Property Co-Ownership: What is the difference between joint tenancy and tenancy in common?

When purchasing property together with another person or persons, whether it be your spouse/partner, sibling, friend or business partner, it is important that you consider the way in which you wish to co-own the property. There are two types of co-ownership: joint tenancy and tenancy in common.

What is joint tenancy?

Joint tenants together own the whole property, as each joint tenant has equal ownership and interest in the property. Commonly, joint tenants are spouses or people in long-term relationships, however this type of co-ownership may be appropriate in other circumstances.

What is tenants in common?

When two or more people own property as tenants in common, each person owns a defined share in the property. The shares owned by each person can be equal or unequal. For example, two friends may each own a 50% share, or one may own a 70% share whilst the other owns a 30% share.

Friends, business partners and people with adult children entering second marriages are some examples of where ownership as tenants in common is likely to be appropriate.

What is the difference and why is it important?

Whilst both classifications of ownership give each co-owner proprietary rights and a share of the property, one of the main differences between the two is what happens when one of the co-owners die.

When people own property as joint tenants, upon the death of one of the joint tenants, the right of survivorship applies and the interest of the deceased automatically passes to the surviving joint tenant/s, regardless of what the deceased’s Will states. This is because the property does not form part of the estate of the deceased.

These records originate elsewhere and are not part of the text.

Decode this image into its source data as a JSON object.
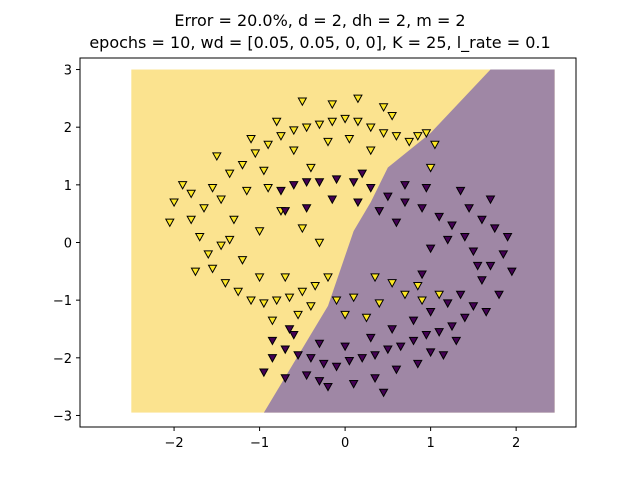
{
  "chart_data": {
    "type": "scatter",
    "title_lines": [
      "Error = 20.0%, d = 2, dh = 2, m = 2",
      "epochs = 10, wd = [0.05, 0.05, 0, 0], K = 25, l_rate = 0.1"
    ],
    "xlabel": "",
    "ylabel": "",
    "xlim": [
      -3.1,
      2.7
    ],
    "ylim": [
      -3.2,
      3.2
    ],
    "x_ticks": [
      -2,
      -1,
      0,
      1,
      2
    ],
    "y_ticks": [
      -3,
      -2,
      -1,
      0,
      1,
      2,
      3
    ],
    "x_tick_labels": [
      "−2",
      "−1",
      "0",
      "1",
      "2"
    ],
    "y_tick_labels": [
      "−3",
      "−2",
      "−1",
      "0",
      "1",
      "2",
      "3"
    ],
    "grid": false,
    "marker": "triangle-down",
    "colors": {
      "class_yellow": "#fde725",
      "class_purple": "#440154",
      "region_yellow": "#fbe38f",
      "region_purple": "#9f87a5",
      "marker_edge": "#000000"
    },
    "decision_region": {
      "x_range": [
        -2.5,
        2.45
      ],
      "y_range": [
        -2.95,
        3.0
      ],
      "boundary": [
        [
          -0.95,
          -2.95
        ],
        [
          -0.2,
          -1.1
        ],
        [
          0.1,
          0.2
        ],
        [
          0.3,
          0.7
        ],
        [
          0.5,
          1.3
        ],
        [
          1.0,
          1.9
        ],
        [
          1.7,
          3.0
        ]
      ]
    },
    "series": [
      {
        "color": "#fde725",
        "points": [
          [
            -1.55,
            0.95
          ],
          [
            -1.45,
            0.75
          ],
          [
            -1.35,
            1.2
          ],
          [
            -1.2,
            1.35
          ],
          [
            -1.05,
            1.55
          ],
          [
            -0.9,
            1.7
          ],
          [
            -0.75,
            1.85
          ],
          [
            -0.6,
            1.95
          ],
          [
            -0.45,
            2.0
          ],
          [
            -0.3,
            2.05
          ],
          [
            -0.15,
            2.1
          ],
          [
            0.0,
            2.15
          ],
          [
            0.15,
            2.1
          ],
          [
            0.3,
            2.0
          ],
          [
            0.45,
            1.9
          ],
          [
            0.6,
            1.85
          ],
          [
            0.75,
            1.75
          ],
          [
            0.85,
            1.85
          ],
          [
            0.95,
            1.9
          ],
          [
            1.05,
            1.7
          ],
          [
            -1.9,
            1.0
          ],
          [
            -2.0,
            0.7
          ],
          [
            -1.8,
            0.4
          ],
          [
            -1.7,
            0.1
          ],
          [
            -1.6,
            -0.2
          ],
          [
            -1.55,
            -0.45
          ],
          [
            -1.4,
            -0.7
          ],
          [
            -1.25,
            -0.85
          ],
          [
            -1.1,
            -1.0
          ],
          [
            -0.95,
            -1.05
          ],
          [
            -0.8,
            -1.0
          ],
          [
            -0.65,
            -0.95
          ],
          [
            -0.5,
            -0.85
          ],
          [
            -0.35,
            -0.75
          ],
          [
            -0.2,
            -0.6
          ],
          [
            -0.4,
            -1.1
          ],
          [
            -0.1,
            -1.0
          ],
          [
            0.1,
            -0.95
          ],
          [
            0.25,
            -1.3
          ],
          [
            0.4,
            -1.05
          ],
          [
            0.55,
            -0.7
          ],
          [
            0.7,
            -0.9
          ],
          [
            0.85,
            -0.75
          ],
          [
            0.9,
            -1.0
          ],
          [
            -0.3,
            0.0
          ],
          [
            -0.5,
            0.25
          ],
          [
            -0.75,
            0.55
          ],
          [
            -1.0,
            0.2
          ],
          [
            -1.15,
            0.9
          ],
          [
            -1.3,
            0.4
          ],
          [
            -1.45,
            -0.05
          ],
          [
            -1.65,
            0.6
          ],
          [
            -2.05,
            0.35
          ],
          [
            -1.75,
            -0.5
          ],
          [
            -1.2,
            -0.3
          ],
          [
            -1.5,
            1.5
          ],
          [
            -1.1,
            1.8
          ],
          [
            -0.8,
            2.1
          ],
          [
            -0.5,
            2.45
          ],
          [
            -0.15,
            2.4
          ],
          [
            0.15,
            2.5
          ],
          [
            0.45,
            2.35
          ],
          [
            -0.2,
            1.75
          ],
          [
            0.05,
            1.8
          ],
          [
            0.3,
            1.6
          ],
          [
            -0.6,
            1.6
          ],
          [
            -0.95,
            1.25
          ],
          [
            -0.4,
            1.3
          ],
          [
            -1.35,
            0.05
          ],
          [
            -1.0,
            -0.6
          ],
          [
            -0.7,
            -0.6
          ],
          [
            -0.85,
            -1.35
          ],
          [
            -0.55,
            -1.25
          ],
          [
            0.0,
            -1.25
          ],
          [
            0.35,
            -0.6
          ],
          [
            1.1,
            -0.9
          ],
          [
            1.0,
            1.3
          ],
          [
            0.55,
            2.2
          ],
          [
            -1.8,
            0.85
          ],
          [
            -0.9,
            0.95
          ]
        ]
      },
      {
        "color": "#440154",
        "points": [
          [
            -0.75,
            0.9
          ],
          [
            -0.6,
            1.0
          ],
          [
            -0.45,
            1.05
          ],
          [
            -0.3,
            1.05
          ],
          [
            -0.1,
            1.1
          ],
          [
            0.1,
            1.05
          ],
          [
            0.3,
            0.95
          ],
          [
            0.5,
            0.8
          ],
          [
            0.7,
            0.7
          ],
          [
            0.9,
            0.6
          ],
          [
            1.1,
            0.45
          ],
          [
            1.25,
            0.3
          ],
          [
            1.4,
            0.1
          ],
          [
            1.5,
            -0.15
          ],
          [
            1.55,
            -0.4
          ],
          [
            1.6,
            -0.65
          ],
          [
            1.7,
            -0.4
          ],
          [
            1.85,
            -0.2
          ],
          [
            1.75,
            0.25
          ],
          [
            1.95,
            -0.5
          ],
          [
            1.45,
            0.6
          ],
          [
            1.7,
            0.75
          ],
          [
            -0.85,
            -1.7
          ],
          [
            -0.7,
            -1.85
          ],
          [
            -0.55,
            -1.95
          ],
          [
            -0.4,
            -2.0
          ],
          [
            -0.25,
            -2.1
          ],
          [
            -0.1,
            -2.15
          ],
          [
            0.05,
            -2.05
          ],
          [
            0.2,
            -2.0
          ],
          [
            0.35,
            -1.95
          ],
          [
            0.5,
            -1.85
          ],
          [
            0.65,
            -1.8
          ],
          [
            0.8,
            -1.7
          ],
          [
            0.95,
            -1.6
          ],
          [
            1.1,
            -1.55
          ],
          [
            1.25,
            -1.45
          ],
          [
            1.4,
            -1.3
          ],
          [
            1.5,
            -1.1
          ],
          [
            1.35,
            -0.9
          ],
          [
            -0.95,
            -2.25
          ],
          [
            -0.7,
            -2.35
          ],
          [
            -0.45,
            -2.3
          ],
          [
            -0.2,
            -2.5
          ],
          [
            0.1,
            -2.45
          ],
          [
            0.35,
            -2.35
          ],
          [
            0.6,
            -2.2
          ],
          [
            0.85,
            -2.1
          ],
          [
            1.15,
            -1.95
          ],
          [
            -0.6,
            -1.6
          ],
          [
            -0.3,
            -1.75
          ],
          [
            0.0,
            -1.8
          ],
          [
            0.3,
            -1.65
          ],
          [
            0.55,
            -1.5
          ],
          [
            0.8,
            -1.35
          ],
          [
            1.0,
            -1.2
          ],
          [
            1.2,
            -1.05
          ],
          [
            0.9,
            -0.55
          ],
          [
            1.0,
            -0.1
          ],
          [
            1.2,
            0.05
          ],
          [
            0.6,
            0.35
          ],
          [
            0.4,
            0.55
          ],
          [
            0.15,
            0.7
          ],
          [
            -0.15,
            0.75
          ],
          [
            -0.45,
            0.6
          ],
          [
            -0.7,
            0.55
          ],
          [
            1.9,
            0.1
          ],
          [
            1.8,
            -0.9
          ],
          [
            1.65,
            -1.2
          ],
          [
            1.35,
            0.9
          ],
          [
            0.95,
            0.95
          ],
          [
            0.2,
            1.2
          ],
          [
            -0.85,
            -2.0
          ],
          [
            1.0,
            -1.9
          ],
          [
            0.45,
            -2.6
          ],
          [
            -0.3,
            -2.4
          ],
          [
            1.6,
            0.4
          ],
          [
            1.3,
            -1.7
          ],
          [
            -0.65,
            -1.5
          ],
          [
            0.7,
            1.0
          ]
        ]
      }
    ]
  }
}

On the other hand, when one of the co-owners of a tenancy in common arrangement pass away, their interest in the property does not automatically pass to the surviving co-owners, and instead forms part of the deceased’s estate and will be distributed in accordance with the deceased’s Will, or the laws of intestacy if there is no Will.

Author: Meg Fritsch

Published: 30 April 2019


The information in this article is general in nature and is not to be relied upon as legal advice. As always, we recommend you seek thorough legal advice to consider your own circumstances and determine whether the information contained in this article is applicable to you.  This article is current as at the date of publishing but will not be updated as circumstances change.